Drama zehirlenmesi geçiren seyirci (TEMSİLİ DEĞİL!)
Televizyonda 2015'e son, 2016'ya ilk bakış: Bu gitmeler, gitmek değil..
02 Ocak 2016
Sektörün en büyük sıkıntısı ne
yazık ki "yazar" eksikliği. Ve bu açık gittikçe büyük bir tehlike haline
geldi. "Yeni isimler yetiştirmeyen "usta"lar düşünsün", diyemeyeceğim
çünkü sıkıntı büyük. Televizyona içerik üretenlerle, tüketenler
arasındaki korkunç kuşak çatışması aşılamıyor. Bırak aşmayı henüz bir kuşak çatışmasının varlığından bile haberdar olduklarını sanmıyorum. Deneyimli senaristler
süre bazlı şikayetlere devam ederken ne yazık ki kafaca eskidiklerini,
vizyonlarını yenileyemediklerini ve heybeden yedikleri için
tükendiklerini de kabul etmiyorlar. Neyse...
2015'in hikaye anlamında en büyük gelişmesi de yerli yapımcının telif ödeyerek uyarlama yapmayı öğrenmesi oldu. Elbette buna defans üreten bir takım yazarlar yine var. Malum, bir projeye "özgün" derseniz alacağınız kaşe ile "uyarlama" kaşesi arasında epeyce fark var. Ancak 2016'da araklamalı iş üretiminin azalarak bitmeye yüz tutacağını umuyorum. Çünkü artık Türkiye, "boş ver ya, kumda oynasınlar" denilecek bir pazar değil. Adamın işini çalarsan, durumu ciddiye alıyor ve telifinin peşine düşüyor. Kore piyasası bile konuya uyandı ve uyarlanması için verdiği dizilerin yurt dışı satışından pay istemeye başladı. Teknik eleman yetersizliği ve kaf dağına bayrak diken oyuncu kaşelerine hiç girmeyeceğim. O kısım gerçekten dipsiz kuyu...
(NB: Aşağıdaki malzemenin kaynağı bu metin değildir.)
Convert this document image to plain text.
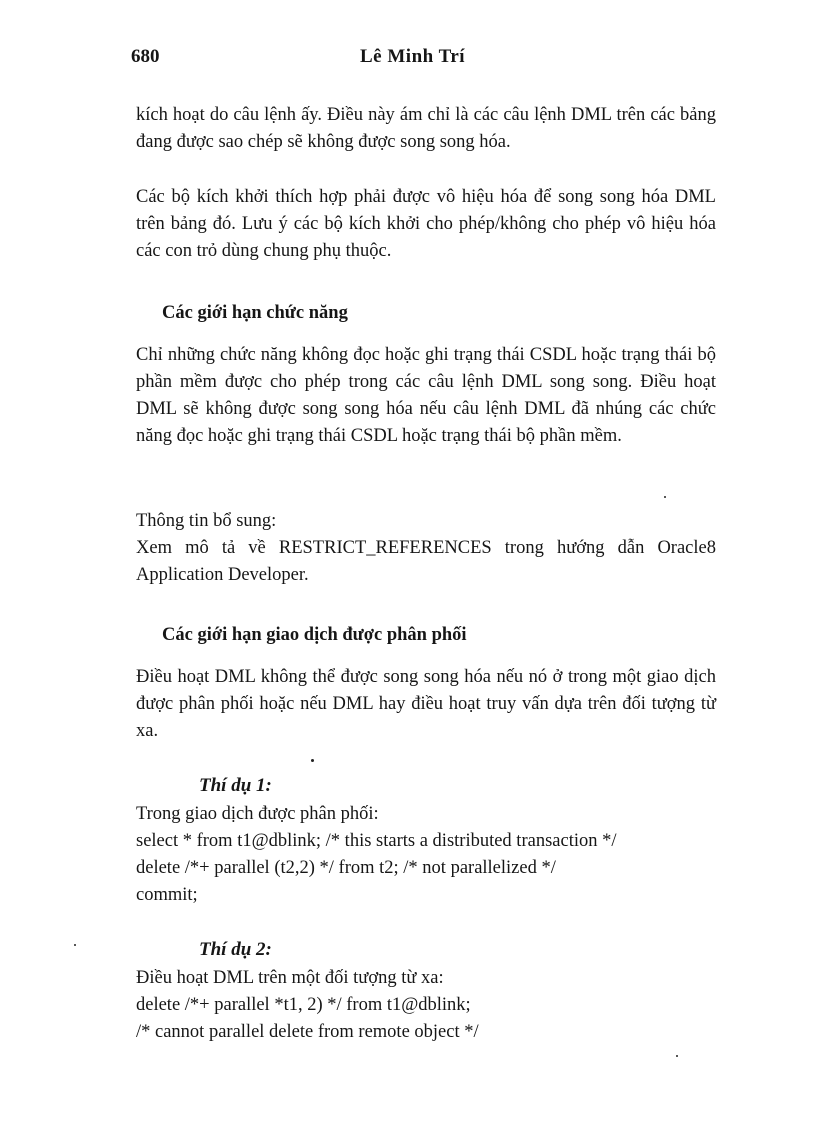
680	Lê Minh Trí
kích hoạt do câu lệnh ấy. Điều này ám chỉ là các câu lệnh DML trên các bảng đang được sao chép sẽ không được song song hóa.
Các bộ kích khởi thích hợp phải được vô hiệu hóa để song song hóa DML trên bảng đó. Lưu ý các bộ kích khởi cho phép/không cho phép vô hiệu hóa các con trỏ dùng chung phụ thuộc.
Các giới hạn chức năng
Chỉ những chức năng không đọc hoặc ghi trạng thái CSDL hoặc trạng thái bộ phần mềm được cho phép trong các câu lệnh DML song song. Điều hoạt DML sẽ không được song song hóa nếu câu lệnh DML đã nhúng các chức năng đọc hoặc ghi trạng thái CSDL hoặc trạng thái bộ phần mềm.
Thông tin bổ sung:
Xem mô tả về RESTRICT_REFERENCES trong hướng dẫn Oracle8 Application Developer.
Các giới hạn giao dịch được phân phối
Điều hoạt DML không thể được song song hóa nếu nó ở trong một giao dịch được phân phối hoặc nếu DML hay điều hoạt truy vấn dựa trên đối tượng từ xa.
Thí dụ 1:
Trong giao dịch được phân phối:
select * from t1@dblink; /* this starts a distributed transaction */
delete /*+ parallel (t2,2) */ from t2; /* not parallelized */
commit;
Thí dụ 2:
Điều hoạt DML trên một đối tượng từ xa:
delete /*+ parallel *t1, 2) */ from t1@dblink;
/* cannot parallel delete from remote object */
Bu yıl yayına giren diziler içinde Show Tv'de iki bölüm Acil Servis adıyla yayınlandıktan
sonra kendi içinde evrilerek Acil Aşk Aranıyor'a dönüşen ama 24. bölümde
final yapmaktan kurtulamayan Med Yapım projesini hızlı karar alma açısından
oldukça dikkat çekici bir strateji kurdukları için kişisel tarihime notlandım.
Yapım şirketi doğru bir zamanlamayla ve hızla diziyi Hastane
Draması'ndan, Romantik Komedi'ye çevirdi ama ne yazık ki bu atak da diziyi ekranda
tutmaya yetmedi.
2015'in bir diğer ilginç "tür" atağı da yolu
açan Kiraz Mevsimi'nin peşinden giden "Hoş kızlar delikanlılar, boş
konular" temalı diziler oldu. Başarılı da oldular. Romantik Komedi
rafında saklayacağımız bu diziler içinde öne çıkan ise kuşkusuz Kiralık
Aşk oldu. Küçük bir derdi olmasına rağmen seyircisini yazmaya, konuşmaya
ve dahi okumaya da motive eden bir proje olarak ekran tarihinin üst
raflarında saklanmaya değer bir projedir. Ana akım medya bu konuyu dikkate değer bulmadı ama Kiralık Aşk seyircisi, sosyal medya
üzerinden örgütlenerek "Kitap Kulübü" bile kurdu. Kiralık Aşk halen
ekranda ve sanırım 2016 sezonunu da tamamlayacak.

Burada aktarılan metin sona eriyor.